NVIDIA's Jetson family has been an industrial-AI staple for a decade. The 2026 picture: Xavier is end-of-life-ish for new designs, Orin is the active line, and choices come down to Nano / NX / AGX. Here's how we actually pick between them.

Orin Nano (8 GB)​

Compute: up to 40 TOPS sparse INT8.
Power: 7-15 W envelope.
Memory: 8 GB LPDDR5, shared with GPU.

Where it's the right answer: single-camera vision inference at 1080p, models < 4 GB, latency budget > 30 ms. We run a lot of YOLOv8s + classifier pipelines on these.

Where it isn't: anything memory-hungry. 8 GB shared between OS, application, and model is enough for one model and not enough for two large ones at once.

Orin NX (16 GB)​

Compute: up to 100 TOPS sparse INT8.
Power: 10-25 W.
Memory: 16 GB LPDDR5.

The sweet spot for most industrial deployments. Enough memory to run a detection model + an anomaly model + a small OCR model concurrently. Power envelope is still passive-cool friendly. Costs about 2x Nano, gets about 2.5x the throughput in our typical workloads.

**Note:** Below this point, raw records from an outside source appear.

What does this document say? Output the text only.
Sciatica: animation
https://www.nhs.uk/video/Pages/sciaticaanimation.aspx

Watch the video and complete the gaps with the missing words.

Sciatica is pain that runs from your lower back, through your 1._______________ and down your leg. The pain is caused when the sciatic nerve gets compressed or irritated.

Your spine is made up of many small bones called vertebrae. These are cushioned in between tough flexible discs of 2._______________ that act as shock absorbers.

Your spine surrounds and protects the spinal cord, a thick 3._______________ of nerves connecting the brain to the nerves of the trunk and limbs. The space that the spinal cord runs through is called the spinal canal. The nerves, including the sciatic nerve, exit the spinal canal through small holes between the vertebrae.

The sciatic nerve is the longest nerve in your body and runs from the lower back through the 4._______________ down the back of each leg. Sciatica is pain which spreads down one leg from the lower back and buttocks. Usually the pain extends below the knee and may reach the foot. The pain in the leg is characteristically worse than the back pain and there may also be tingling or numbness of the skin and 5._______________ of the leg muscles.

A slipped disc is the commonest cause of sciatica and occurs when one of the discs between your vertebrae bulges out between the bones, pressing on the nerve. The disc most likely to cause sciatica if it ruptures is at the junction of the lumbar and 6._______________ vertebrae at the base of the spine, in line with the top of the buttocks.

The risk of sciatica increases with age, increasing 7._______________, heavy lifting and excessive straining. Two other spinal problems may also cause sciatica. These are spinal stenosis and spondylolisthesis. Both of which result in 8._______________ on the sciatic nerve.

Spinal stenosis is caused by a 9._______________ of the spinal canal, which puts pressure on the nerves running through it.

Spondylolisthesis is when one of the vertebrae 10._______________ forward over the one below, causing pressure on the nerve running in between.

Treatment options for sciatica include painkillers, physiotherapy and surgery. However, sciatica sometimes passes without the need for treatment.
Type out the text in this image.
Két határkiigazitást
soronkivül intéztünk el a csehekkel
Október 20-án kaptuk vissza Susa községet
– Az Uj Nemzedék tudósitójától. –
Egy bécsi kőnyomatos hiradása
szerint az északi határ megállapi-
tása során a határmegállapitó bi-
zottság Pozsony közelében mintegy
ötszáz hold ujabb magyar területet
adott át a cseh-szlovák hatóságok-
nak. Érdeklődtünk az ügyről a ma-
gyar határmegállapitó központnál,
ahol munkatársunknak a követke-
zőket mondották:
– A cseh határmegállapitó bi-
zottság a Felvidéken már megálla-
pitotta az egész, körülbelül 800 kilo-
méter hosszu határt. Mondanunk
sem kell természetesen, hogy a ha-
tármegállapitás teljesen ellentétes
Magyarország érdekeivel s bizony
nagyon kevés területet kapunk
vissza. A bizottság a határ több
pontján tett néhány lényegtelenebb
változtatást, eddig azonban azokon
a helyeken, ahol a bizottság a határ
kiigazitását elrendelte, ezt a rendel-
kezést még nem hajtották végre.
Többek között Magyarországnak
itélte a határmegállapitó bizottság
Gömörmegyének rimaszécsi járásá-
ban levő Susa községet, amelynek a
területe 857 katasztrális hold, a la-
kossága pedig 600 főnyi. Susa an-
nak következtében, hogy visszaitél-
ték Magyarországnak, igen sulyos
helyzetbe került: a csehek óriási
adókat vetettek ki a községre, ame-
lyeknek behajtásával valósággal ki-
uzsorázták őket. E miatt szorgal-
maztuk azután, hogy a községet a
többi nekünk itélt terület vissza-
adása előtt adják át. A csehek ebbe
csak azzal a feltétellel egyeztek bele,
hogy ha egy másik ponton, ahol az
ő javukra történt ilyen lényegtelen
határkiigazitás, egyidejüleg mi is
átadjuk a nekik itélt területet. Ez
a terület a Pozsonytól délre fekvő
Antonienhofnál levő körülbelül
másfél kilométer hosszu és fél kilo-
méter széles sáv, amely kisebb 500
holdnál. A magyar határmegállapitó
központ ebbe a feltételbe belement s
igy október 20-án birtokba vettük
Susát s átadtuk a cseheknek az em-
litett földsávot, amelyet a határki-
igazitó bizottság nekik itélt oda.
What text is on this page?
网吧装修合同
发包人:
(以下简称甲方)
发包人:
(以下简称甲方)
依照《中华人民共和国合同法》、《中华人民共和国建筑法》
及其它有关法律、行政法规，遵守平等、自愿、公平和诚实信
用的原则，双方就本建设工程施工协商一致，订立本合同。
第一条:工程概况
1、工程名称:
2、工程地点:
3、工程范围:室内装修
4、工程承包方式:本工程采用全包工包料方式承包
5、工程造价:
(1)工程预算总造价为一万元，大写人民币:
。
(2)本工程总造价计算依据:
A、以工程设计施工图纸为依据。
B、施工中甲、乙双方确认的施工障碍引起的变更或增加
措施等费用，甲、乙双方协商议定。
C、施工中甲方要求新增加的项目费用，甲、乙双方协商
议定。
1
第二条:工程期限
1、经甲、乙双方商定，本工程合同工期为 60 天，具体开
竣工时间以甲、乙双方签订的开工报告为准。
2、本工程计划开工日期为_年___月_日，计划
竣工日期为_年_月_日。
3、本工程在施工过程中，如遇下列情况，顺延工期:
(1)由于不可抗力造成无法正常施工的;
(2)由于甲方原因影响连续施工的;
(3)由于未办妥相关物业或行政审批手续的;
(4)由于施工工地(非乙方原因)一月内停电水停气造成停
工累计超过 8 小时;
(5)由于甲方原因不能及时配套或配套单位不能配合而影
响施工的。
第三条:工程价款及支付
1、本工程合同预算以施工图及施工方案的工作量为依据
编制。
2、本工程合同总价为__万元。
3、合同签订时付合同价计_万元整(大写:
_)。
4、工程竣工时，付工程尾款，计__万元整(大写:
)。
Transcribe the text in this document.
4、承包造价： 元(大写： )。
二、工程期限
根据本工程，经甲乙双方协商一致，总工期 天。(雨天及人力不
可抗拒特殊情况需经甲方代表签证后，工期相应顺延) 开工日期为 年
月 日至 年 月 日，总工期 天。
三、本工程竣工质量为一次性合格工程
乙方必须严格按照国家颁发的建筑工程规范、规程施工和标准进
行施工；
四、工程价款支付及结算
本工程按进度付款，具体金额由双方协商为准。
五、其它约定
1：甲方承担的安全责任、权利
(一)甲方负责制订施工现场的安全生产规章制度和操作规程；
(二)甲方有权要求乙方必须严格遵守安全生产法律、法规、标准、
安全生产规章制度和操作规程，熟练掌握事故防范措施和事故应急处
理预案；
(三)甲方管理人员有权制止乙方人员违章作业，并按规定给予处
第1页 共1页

If you're spec'ing a new vision station today, this is the default unless you have a specific reason otherwise.

Orin AGX (32 / 64 GB)​

Compute: up to 275 TOPS sparse INT8.
Power: 15-60 W.
Memory: 32 GB or 64 GB LPDDR5.

For multi-camera systems, large models (heavy transformers, pre-trained foundation models running on edge), or applications that need genuine GPU compute alongside inference. We use these for cells with 4+ cameras feeding a single inference engine, and for any deployment that runs a custom CUDA kernel.

Active cooling required. 64 GB SKU is hard to source.

Common gotchas​

  • Thermal throttling. Even within power envelope, the SoC will throttle if the heatsink is undersized. We see cells with under-spec heatsinks lose ~20 % inference performance in summer.
  • eMMC vs SD vs NVMe. SD card wear-out is a 6-12-month problem in 24/7 deployments. eMMC is fine for OS and binaries but small (16 GB on Nano dev kit). NVMe for any deployment that writes images locally — and they all do at some point.
  • JetPack version drift. JetPack 6 vs 5 is a real difference (CUDA, TensorRT, OS base). Pinning JetPack version per project is part of our deployment manifest.
  • CUDA-only libraries. If the project depends on a library that only ships CUDA backends (a lot of medical / scientific code), Jetson is the only ARM edge platform that runs it. Hailo / Coral can't.

The decision tree​

  1. Single small model, latency > 30 ms is fine, power matters → Orin Nano
  2. 2-3 models concurrent, latency 10-30 ms, balanced power → Orin NX
  3. Foundation models, multi-camera, custom CUDA → Orin AGX
  4. Anything that absolutely needs to be passively cooled in a sealed enclosure → consider Hailo instead

One pattern we no longer try​

Putting the Jetson outside the cabinet to "let it breathe". The dust ingress kills the heatsink in six months. Inside the cabinet, properly ducted, with a single 80 mm fan dedicated to the Jetson — that's the deployment that lasts.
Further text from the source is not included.